Zdaniem przedsiębiorców zrzeszonych w Krajowej Izbie Gospodarczej rząd przespał negocjacje, a dziś coraz intensywniej sprzeciwia się tej polityce, ponieważ nie stać nas na jej realizację.

„Sygnalizowaliśmy wcześniej możliwe rozwiązania. Rząd trochę przespał sprawę, pewnie myśląc, że to unijne stanowisko się na końcu trochę „rozmiękczy”. Nie rozmiękczyło się, tylko zaostrzyło i przyjęto wariant bardzo ortodoksyjny. Z tym nie możemy się zgodzić ze względu na wysokie koszty” – mówi Agencji Informacyjnej Newseria Andrzej Arendarski, prezes Krajowej Izby Gospodarczej.

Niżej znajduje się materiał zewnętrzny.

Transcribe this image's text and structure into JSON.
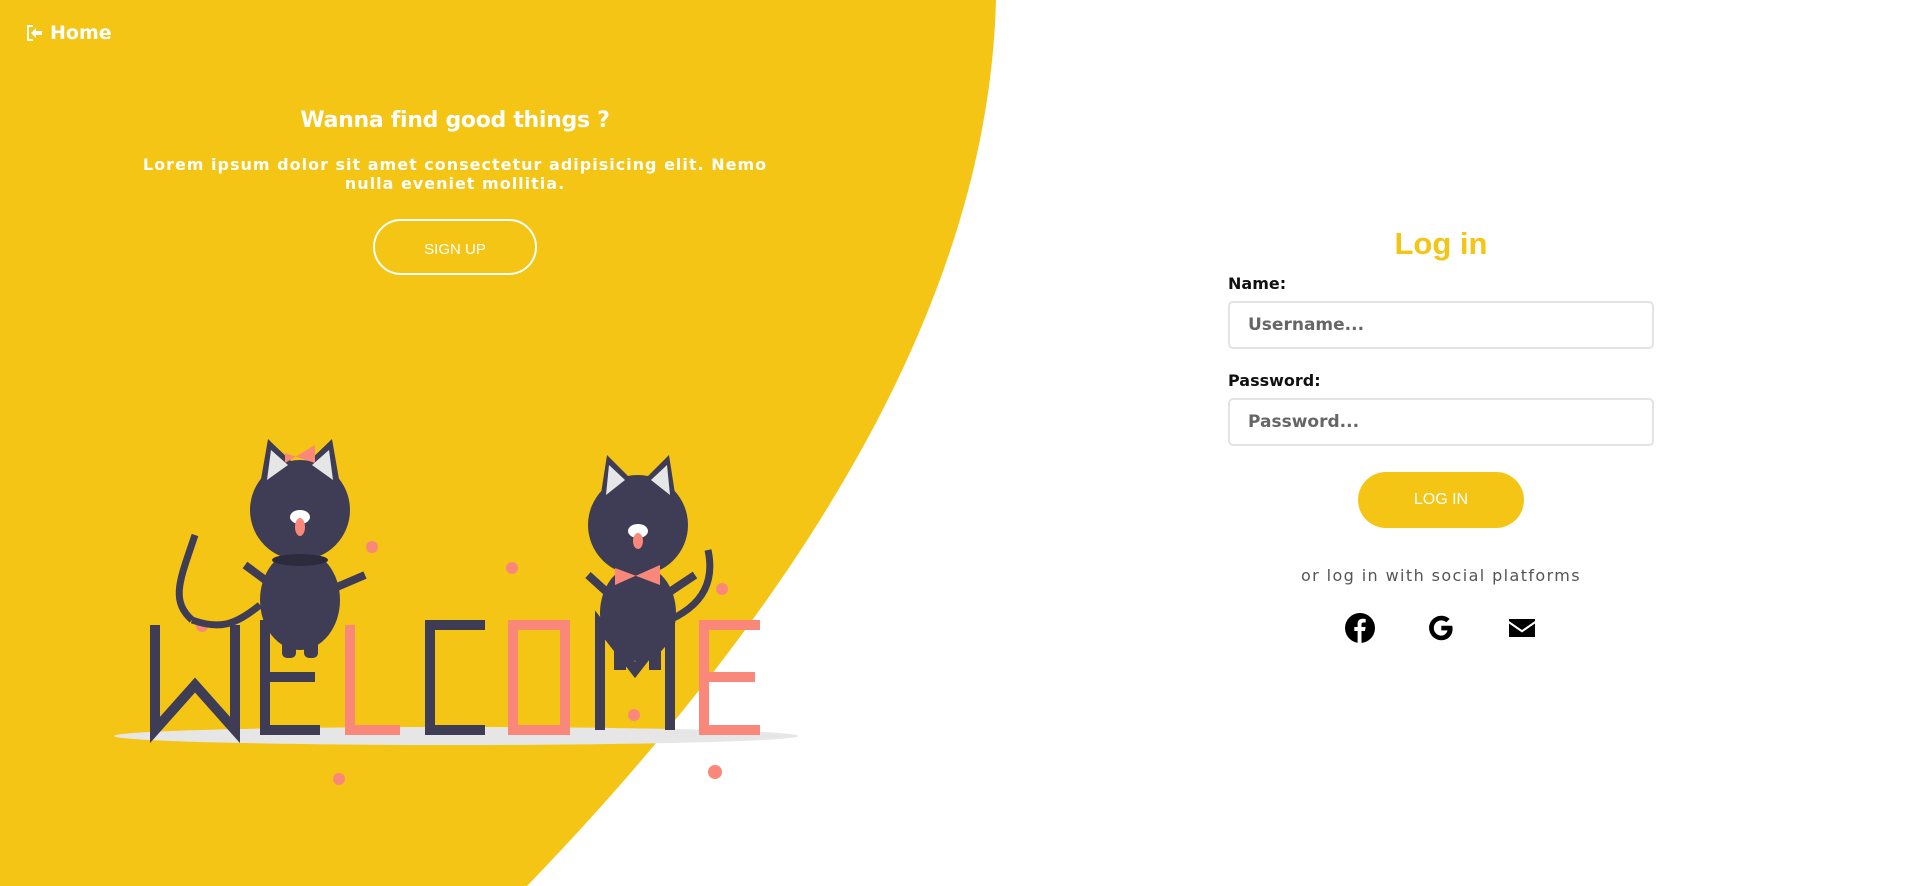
{
  "nav": {
    "home_label": "Home"
  },
  "left_panel": {
    "title": "Wanna find good things ?",
    "description": "Lorem ipsum dolor sit amet consectetur adipisicing elit. Nemo nulla eveniet mollitia.",
    "signup_label": "SIGN UP"
  },
  "illustration": {
    "letters": [
      "W",
      "E",
      "L",
      "C",
      "O",
      "M",
      "E"
    ]
  },
  "login": {
    "title": "Log in",
    "name_label": "Name:",
    "name_placeholder": "Username...",
    "password_label": "Password:",
    "password_placeholder": "Password...",
    "submit_label": "LOG IN",
    "social_text": "or log in with social platforms",
    "social_icons": [
      "facebook-icon",
      "google-icon",
      "envelope-icon"
    ]
  },
  "colors": {
    "accent": "#f4c514",
    "cat": "#3f3d56",
    "pink": "#f9887a",
    "white": "#ffffff"
  }
}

KIG przestrzega, że skutkiem wprowadzenia wytycznych zawartych w „Energetycznej mapie drogowej 2050” będą wyższe ceny energii – w hurcie urosną trzykrotnie do 2050 roku w stosunku do roku 2005, a ceny ciepła sieciowego podskoczą czterokrotnie. Z danych KIG wynika również, że koszty, jakie poniesie Polska wdrażając tę politykę wyniosą 5 mld zł już w 2015 roku. W roku 2030 będzie to 13 mld zł, a w 2050 roku – aż 22 mld zł. Prezes KIG dostrzega jednak szansę na zmianę tego trendu.
„Rząd mówi już trochę innym głosem i choćby nasze weto w Brukseli jest świadectwem tego, że jednak myśli inaczej” – uważa Andrzej Arendarski.

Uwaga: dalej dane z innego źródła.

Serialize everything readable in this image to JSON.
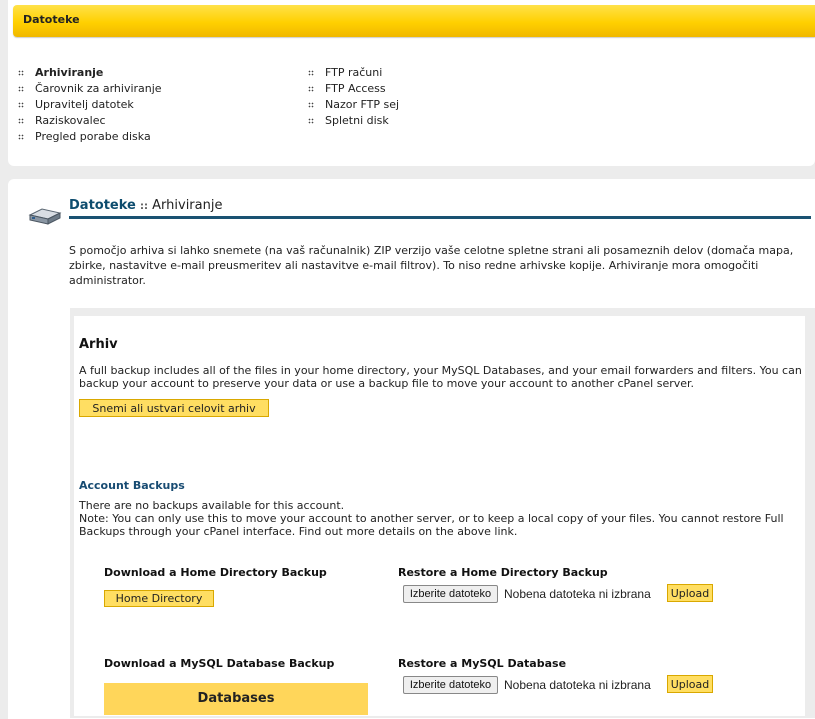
{
  "header": {
    "title": "Datoteke"
  },
  "nav": {
    "left": [
      {
        "label": "Arhiviranje",
        "active": true
      },
      {
        "label": "Čarovnik za arhiviranje",
        "active": false
      },
      {
        "label": "Upravitelj datotek",
        "active": false
      },
      {
        "label": "Raziskovalec",
        "active": false
      },
      {
        "label": "Pregled porabe diska",
        "active": false
      }
    ],
    "right": [
      {
        "label": "FTP računi"
      },
      {
        "label": "FTP Access"
      },
      {
        "label": "Nazor FTP sej"
      },
      {
        "label": "Spletni disk"
      }
    ]
  },
  "page": {
    "section": "Datoteke",
    "separator": "::",
    "subsection": "Arhiviranje",
    "intro": "S pomočjo arhiva si lahko snemete (na vaš računalnik) ZIP verzijo vaše celotne spletne strani ali posameznih delov (domača mapa, zbirke, nastavitve e-mail preusmeritev ali nastavitve e-mail filtrov). To niso redne arhivske kopije. Arhiviranje mora omogočiti administrator."
  },
  "archive": {
    "heading": "Arhiv",
    "description": "A full backup includes all of the files in your home directory, your MySQL Databases, and your email forwarders and filters. You can backup your account to preserve your data or use a backup file to move your account to another cPanel server.",
    "full_backup_button": "Snemi ali ustvari celovit arhiv"
  },
  "account_backups": {
    "heading": "Account Backups",
    "no_backups": "There are no backups available for this account.",
    "note": "Note: You can only use this to move your account to another server, or to keep a local copy of your files. You cannot restore Full Backups through your cPanel interface. Find out more details on the above link."
  },
  "home_dir": {
    "download_heading": "Download a Home Directory Backup",
    "download_button": "Home Directory",
    "restore_heading": "Restore a Home Directory Backup",
    "choose_file": "Izberite datoteko",
    "no_file": "Nobena datoteka ni izbrana",
    "upload": "Upload"
  },
  "mysql": {
    "download_heading": "Download a MySQL Database Backup",
    "databases_label": "Databases",
    "restore_heading": "Restore a MySQL Database",
    "choose_file": "Izberite datoteko",
    "no_file": "Nobena datoteka ni izbrana",
    "upload": "Upload"
  },
  "colors": {
    "accent_yellow": "#ffd000",
    "button_yellow": "#ffde62",
    "heading_blue": "#0d4c6e",
    "page_bg": "#ececec"
  }
}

Zgłoszone w czerwcu tego roku weto to sprzeciw Polski wobec modyfikacji pakietu energetyczno-klimatycznego, która miała polegać na zwiększaniu docelowych limitów związanych z energetyką odnawialną, a przede wszystkim na większej redukcji emisji CO2. Unia Europejska dziś wytwarza około 14 proc. światowej emisji tego gazu. Chce być jednak liderem wśród światowych gospodarek w ograniczaniu tej emisji, co wiąże się z ogromnymi pieniędzmi.

„Chodzi o to, żebyśmy naszą politykę gospodarczą, energetyczną prowadzili w sposób minimalizujący koszty. By nie robić rzeczy, na które w żadnym przypadku nie stać Polski i naszej gospodarki, która wówczas bardzo obniżyłaby swoją konkurencyjność” – wyjaśnia prezes KIG.

Skutków prowadzenia tej unijnej polityki obawiają się przedsiębiorcy. „Takie sygnały docierają do nas szczególnie z dużych firm, które prowadzą badania kalkulujące koszty jej wprowadzenia. Natomiast ze strony małych przedsiębiorstw sygnałów jest mało, bo po prostu nie zdają sobie sprawy z konsekwencji finansowych i kosztowych tej polityki. Tak samo nie ma sygnałów albo jest ich niewiele, ze strony zwykłych obywateli, których poziom życia zostanie drastycznie obniżony” – zwraca uwagę Andrzej Arendarski.

„Energetyczna mapa drogowa 2050” to plan wyznaczający normy w zakresie efektywności energetycznej, jakie osiągnąć powinny kraje członkowskie Unii Europejskiej do 2050 roku. Kluczowe miejsce zajmuje w nim ograniczenie produkcji energii z węgla, której skutkiem ma być redukcja emisji gazów cieplarnianych do 2050 roku o 80-95 proc. w porównaniu z poziomem z 1990 roku.